El sentido de la propiedad privada coincide con todo cuanto atropello queramos ejercer si nos limitamos a su crudo enunciado (poseer algo es poseer el derecho a impedir que otra persona lo utilice en su favor), pero tales enunciados no pueden separarse de las circunstancias que los causaron, y que los elevaron, por cierto, a la categoría de derechos divinos allá por el siglo XVII. Se trataba entonces de limitar el uso de la tierra y su cultivo para olvidar aquellas otras instituciones que en la época feudal ligaban demasiado estrechamente al campesino con la tierra que araba y sembraba y segaba. Creo que el código basado en la propiedad privada ha sido, sin duda, un elemento de modernización -si bien, a veces, no poco traumática-, y no pretendo ahora, ¡bien lo sabe Dios!, establecer condenas bolcheviques ni plantear discusiones marxistas sobre los medios de producción y el derecho a su posesión, uso y disfrute. Pero tampoco me resigno a conceder al arte, a la música, a la literatura y demás etéreos y huidizos productos de la mente humana la misma consideración y, por tanto, idéntico trato en materia de propiedad.

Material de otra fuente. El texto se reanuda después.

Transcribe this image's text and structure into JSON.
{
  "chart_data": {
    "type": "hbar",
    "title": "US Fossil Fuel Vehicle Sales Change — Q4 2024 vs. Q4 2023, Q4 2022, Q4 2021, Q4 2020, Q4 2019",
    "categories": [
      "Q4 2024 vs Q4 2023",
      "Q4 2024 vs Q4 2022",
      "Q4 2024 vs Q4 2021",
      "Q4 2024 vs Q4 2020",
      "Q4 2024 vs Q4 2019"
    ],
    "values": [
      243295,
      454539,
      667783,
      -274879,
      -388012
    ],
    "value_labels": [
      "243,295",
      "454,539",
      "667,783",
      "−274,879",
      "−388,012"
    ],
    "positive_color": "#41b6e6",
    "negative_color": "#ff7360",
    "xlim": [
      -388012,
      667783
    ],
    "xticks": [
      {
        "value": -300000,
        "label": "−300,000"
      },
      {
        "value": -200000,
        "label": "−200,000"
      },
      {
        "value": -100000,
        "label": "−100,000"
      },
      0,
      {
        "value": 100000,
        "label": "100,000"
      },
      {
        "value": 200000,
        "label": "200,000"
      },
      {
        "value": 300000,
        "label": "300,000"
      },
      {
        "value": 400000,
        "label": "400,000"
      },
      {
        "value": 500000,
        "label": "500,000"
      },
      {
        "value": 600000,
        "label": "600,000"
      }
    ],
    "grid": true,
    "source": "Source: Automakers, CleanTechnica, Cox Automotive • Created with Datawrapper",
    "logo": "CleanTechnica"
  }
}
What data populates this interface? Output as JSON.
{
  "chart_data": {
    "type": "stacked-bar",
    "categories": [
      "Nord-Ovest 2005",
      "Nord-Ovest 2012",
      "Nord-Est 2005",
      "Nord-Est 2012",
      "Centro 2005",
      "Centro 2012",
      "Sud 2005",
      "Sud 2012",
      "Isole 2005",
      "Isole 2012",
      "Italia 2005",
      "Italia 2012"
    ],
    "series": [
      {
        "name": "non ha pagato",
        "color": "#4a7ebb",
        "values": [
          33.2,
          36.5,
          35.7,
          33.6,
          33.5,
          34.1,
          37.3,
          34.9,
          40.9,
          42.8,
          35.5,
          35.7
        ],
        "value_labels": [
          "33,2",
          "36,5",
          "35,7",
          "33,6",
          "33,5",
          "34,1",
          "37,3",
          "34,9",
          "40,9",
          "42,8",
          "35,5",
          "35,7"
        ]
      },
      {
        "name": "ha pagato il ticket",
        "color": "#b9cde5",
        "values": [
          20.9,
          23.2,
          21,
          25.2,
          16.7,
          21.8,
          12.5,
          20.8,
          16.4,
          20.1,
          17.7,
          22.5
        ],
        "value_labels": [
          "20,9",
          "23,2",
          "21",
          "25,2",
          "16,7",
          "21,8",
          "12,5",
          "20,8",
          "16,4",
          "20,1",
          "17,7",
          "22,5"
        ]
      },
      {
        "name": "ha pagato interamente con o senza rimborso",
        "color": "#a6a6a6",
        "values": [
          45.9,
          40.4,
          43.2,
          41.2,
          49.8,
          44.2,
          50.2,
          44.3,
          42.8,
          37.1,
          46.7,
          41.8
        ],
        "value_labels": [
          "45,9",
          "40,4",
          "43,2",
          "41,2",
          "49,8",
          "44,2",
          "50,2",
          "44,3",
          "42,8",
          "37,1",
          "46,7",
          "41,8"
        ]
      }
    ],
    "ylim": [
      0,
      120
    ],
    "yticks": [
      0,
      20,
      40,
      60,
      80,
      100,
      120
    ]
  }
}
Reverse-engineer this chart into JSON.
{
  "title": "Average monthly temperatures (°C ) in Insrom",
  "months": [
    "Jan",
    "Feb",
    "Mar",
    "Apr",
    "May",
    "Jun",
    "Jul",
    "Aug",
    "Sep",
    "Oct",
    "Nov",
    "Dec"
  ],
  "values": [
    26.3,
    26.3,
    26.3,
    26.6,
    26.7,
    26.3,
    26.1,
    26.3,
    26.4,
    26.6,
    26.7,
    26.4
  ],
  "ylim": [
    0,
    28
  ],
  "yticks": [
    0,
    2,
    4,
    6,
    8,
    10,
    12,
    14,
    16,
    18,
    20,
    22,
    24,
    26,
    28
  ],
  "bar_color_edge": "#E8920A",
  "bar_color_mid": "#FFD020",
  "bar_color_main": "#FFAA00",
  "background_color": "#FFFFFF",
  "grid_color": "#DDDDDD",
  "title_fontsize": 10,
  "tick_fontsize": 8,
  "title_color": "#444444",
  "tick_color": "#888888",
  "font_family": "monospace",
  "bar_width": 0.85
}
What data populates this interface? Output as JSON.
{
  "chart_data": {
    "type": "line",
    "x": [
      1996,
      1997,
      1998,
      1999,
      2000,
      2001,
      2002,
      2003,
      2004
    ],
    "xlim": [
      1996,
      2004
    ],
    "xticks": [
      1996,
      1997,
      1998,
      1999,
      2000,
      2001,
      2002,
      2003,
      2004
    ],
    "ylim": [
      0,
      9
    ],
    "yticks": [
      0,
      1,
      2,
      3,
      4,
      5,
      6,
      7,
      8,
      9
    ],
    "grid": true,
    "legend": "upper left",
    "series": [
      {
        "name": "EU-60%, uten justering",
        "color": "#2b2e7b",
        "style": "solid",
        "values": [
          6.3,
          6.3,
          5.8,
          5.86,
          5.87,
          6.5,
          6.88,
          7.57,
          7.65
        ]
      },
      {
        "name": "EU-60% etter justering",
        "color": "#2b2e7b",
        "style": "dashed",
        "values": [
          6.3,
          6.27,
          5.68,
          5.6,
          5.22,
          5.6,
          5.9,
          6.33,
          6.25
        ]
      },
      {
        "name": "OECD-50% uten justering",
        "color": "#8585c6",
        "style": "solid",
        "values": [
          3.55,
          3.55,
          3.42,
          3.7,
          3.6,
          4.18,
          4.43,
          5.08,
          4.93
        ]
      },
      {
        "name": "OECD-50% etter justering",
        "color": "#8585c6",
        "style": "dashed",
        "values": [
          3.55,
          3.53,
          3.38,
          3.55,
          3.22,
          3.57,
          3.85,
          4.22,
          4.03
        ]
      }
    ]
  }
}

La propiedad privada de una obra de arte no implica necesariamente su exclusividad de uso. La propiedad privada de un terreno de labranza, sí. Afortunadamente para todos nosotros, incluso el tipo de sociedad basado en teorías como la de Locke fue dulcificado y moderado en lo referente a las propiedades privadas y los derechos conferidos. Ya no es la persona individual la que goza de única consideración, y los límites de ejercicio de la propiedad se marcan de acuerdo con los intereses comunes. No parece demasiado lógico, pues, que ese otro tipo mucho más irregular de relación entre una obra de arte y la persona que la adquiere tenga que transcurrir por cauces más estrechos que los que han acabado ordenando, por ejemplo, los espacios verdes y las carreteras.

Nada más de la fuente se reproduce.